The advantage of using digital communication over analog is that it's much easier to implement decent security measures.  Security deals with the following properties of the information:

• secrecy or confidentiality
• authentication
• non-repudiation
• integrity control

We won't reinvent the warm water here.  We'll see what TLS1.3 and SSH have to offer us. 

Key exchange

TLS leaves many options here, some of which are interesting to us: PSK and ECDHE and a combination of the two.  In pre-shared key (PSK) mode, a pre-shared secret is established prior to key-exchange.  This can be done using an out-of-band secure channel : serial cable, NFC, ...  The problem with this approach is that it doesn't scale well.  The pre-shared secret should be unique for each combination of two devices.  If you have 20 devices, you'll end up generating and distributing 20!/(2!*18!) = 190 unique pre-shared secrets.
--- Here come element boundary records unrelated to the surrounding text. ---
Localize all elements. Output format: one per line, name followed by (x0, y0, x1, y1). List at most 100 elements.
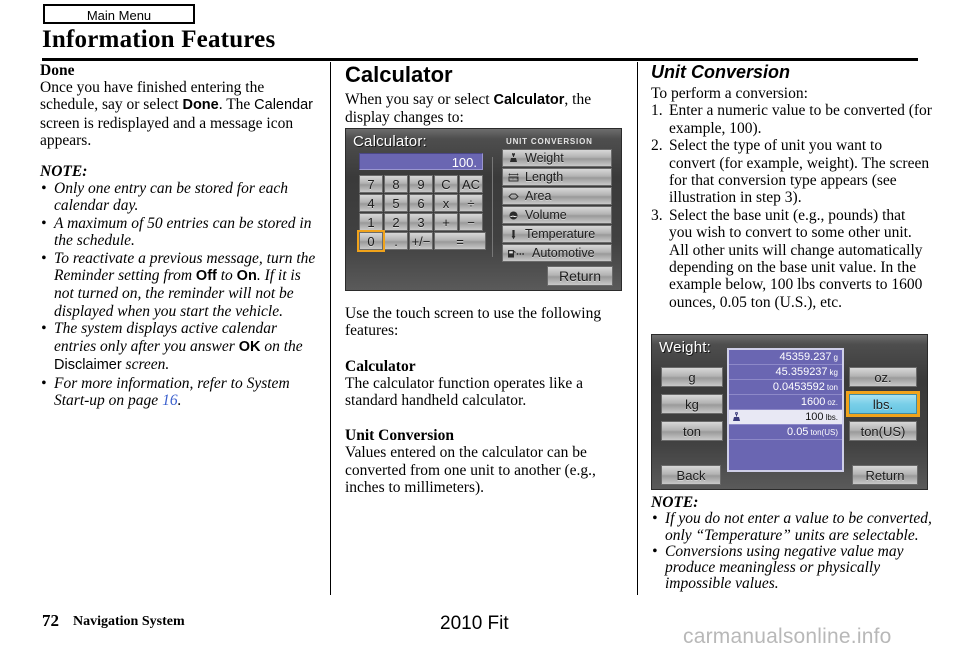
weight-unit-button-kg[interactable]: kg (661, 394, 723, 414)
conversion-row: 45359.237 g (729, 350, 842, 365)
list-item: A maximum of 50 entries can be stored in… (40, 215, 321, 250)
conversion-value: 1600 (800, 396, 826, 408)
note5-text-b: . (177, 391, 182, 409)
unit-button-automotive-label: Automotive (532, 245, 595, 260)
conversion-row: 1600 oz. (729, 395, 842, 410)
footer-page-number: 72 (42, 611, 59, 630)
list-item: For more information, refer to System St… (40, 375, 321, 410)
right-note-label: NOTE: (651, 494, 699, 511)
key-sign-toggle[interactable]: +/− (409, 232, 433, 250)
unit-button-area-label: Area (525, 188, 552, 203)
calculator-display-value: 100. (451, 155, 477, 170)
conversion-unit: g (833, 353, 838, 362)
calculator-screen-illustration: Calculator: UNIT CONVERSION 100. 7 8 9 C… (345, 128, 622, 291)
key-5[interactable]: 5 (384, 194, 408, 212)
column-divider-right (637, 62, 638, 595)
unit-button-area[interactable]: Area (502, 187, 612, 205)
right-column: Unit Conversion To perform a conversion:… (651, 62, 932, 311)
footer-book-title: Navigation System (73, 614, 185, 629)
list-item: Select the base unit (e.g., pounds) that… (651, 206, 923, 311)
key-8[interactable]: 8 (384, 175, 408, 193)
calculator-display: 100. (359, 153, 483, 170)
weight-unit-button-ton[interactable]: ton (661, 421, 723, 441)
off-term: Off (195, 268, 217, 285)
conversion-unit: ton (826, 383, 838, 392)
weight-unit-button-ton-us[interactable]: ton(US) (849, 421, 917, 441)
main-menu-tab-label: Main Menu (86, 8, 152, 23)
unit-button-volume[interactable]: Volume (502, 206, 612, 224)
weight-unit-button-oz[interactable]: oz. (849, 367, 917, 387)
unit-button-volume-label: Volume (525, 207, 567, 222)
calendar-term: Calendar (254, 97, 314, 114)
on-term: On (236, 268, 257, 285)
weight-unit-button-g[interactable]: g (661, 367, 723, 387)
weight-scale-icon (731, 411, 742, 423)
note3-text-b: to (216, 267, 237, 285)
diamond-icon (507, 190, 520, 203)
ok-term: OK (238, 338, 261, 355)
calculator-return-button[interactable]: Return (547, 266, 613, 286)
right-section-title: Unit Conversion (651, 62, 791, 82)
conversion-value: 100 (805, 411, 824, 423)
weight-back-button[interactable]: Back (661, 465, 721, 485)
key-all-clear[interactable]: AC (459, 175, 483, 193)
conversion-row: 45.359237 kg (729, 365, 842, 380)
unit-button-weight[interactable]: Weight (502, 149, 612, 167)
left-note-label: NOTE: (40, 162, 88, 180)
key-6[interactable]: 6 (409, 194, 433, 212)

ECDHE (Elliptic Curve Diffie Hellman with Ephemeral keys) is easier to manage.  Each device in the group could be uploaded with a list of "certificates".  This list could be store on an SD-card in the device.  The list would be the same for all devices in the pool and it doesn't even need to be secret.  WiFi could be used to upload the list to the devices.

Message 1 : Client to server

TLS1.3 as well as SSH start with the client that creates an ephemeral key pair.  It then sends a random number (to prevent replay-attacks) and the ephemeral public key to the server. 

The ephemeral key pair is only used for key exchange.  Its lifetime is very short. 

SSH

In SSH this actually takes two different messages.

• Random number = cookie, 16bytes long
• Ephemeral public key = e (in SSH_MSG_KEXDH_INIT message)

TLS1.3

ClientHello message

• Random : client_nonce = 32bytes
• Extension : key_share : client's ephemeral public key

Message 2 : Server to Client

The server creates an ephemeral key pair  as well.  For both protocols, the server's first message contains about the same arguments as the client's first message.  The server then adds additional data.

SSH

• Random number = cookie, 16bytes long
• Ephemeral public key = f (in SSH_MSG_KEXDH_REPLY message)

Additional data:

• the server's static public key K_S
• signature: signing the hash of all known key exchange data up to now and signing it with K_S.

TLS1.3

ServerHello message:

1. Random : server_nonce = 32 bytes
2. Extension: key_share : server's ephemeral public key

Additional data: EncryptedExtension, encrypted with keys derived from handshake secret.

• Certificate
• CertificateVerify : provides authentication.
  
• Finished : provides key confirmation and binds the authenticated party to the used key.

Mutual authentication

As shown above, the key exchange only provides server authentication.  The server has no way of telling who the client really is.  Implementation of mutual authentication in TLS1.3, simply requires an extra message, with the client sending similar EncryptedExtension data.

Mutual authentication in SSH requires the SSH authentication protocol (RFC4252), which is a different message flow.  In short, the client sends its public key and attaches a signature to prove possession of the private key.

Implementation

As the Arduino tool chain for ESP32 already includes libsodium, we'll use that.  Monocypher can't be used with ESP32 because of linker conflicts with the libsodium library.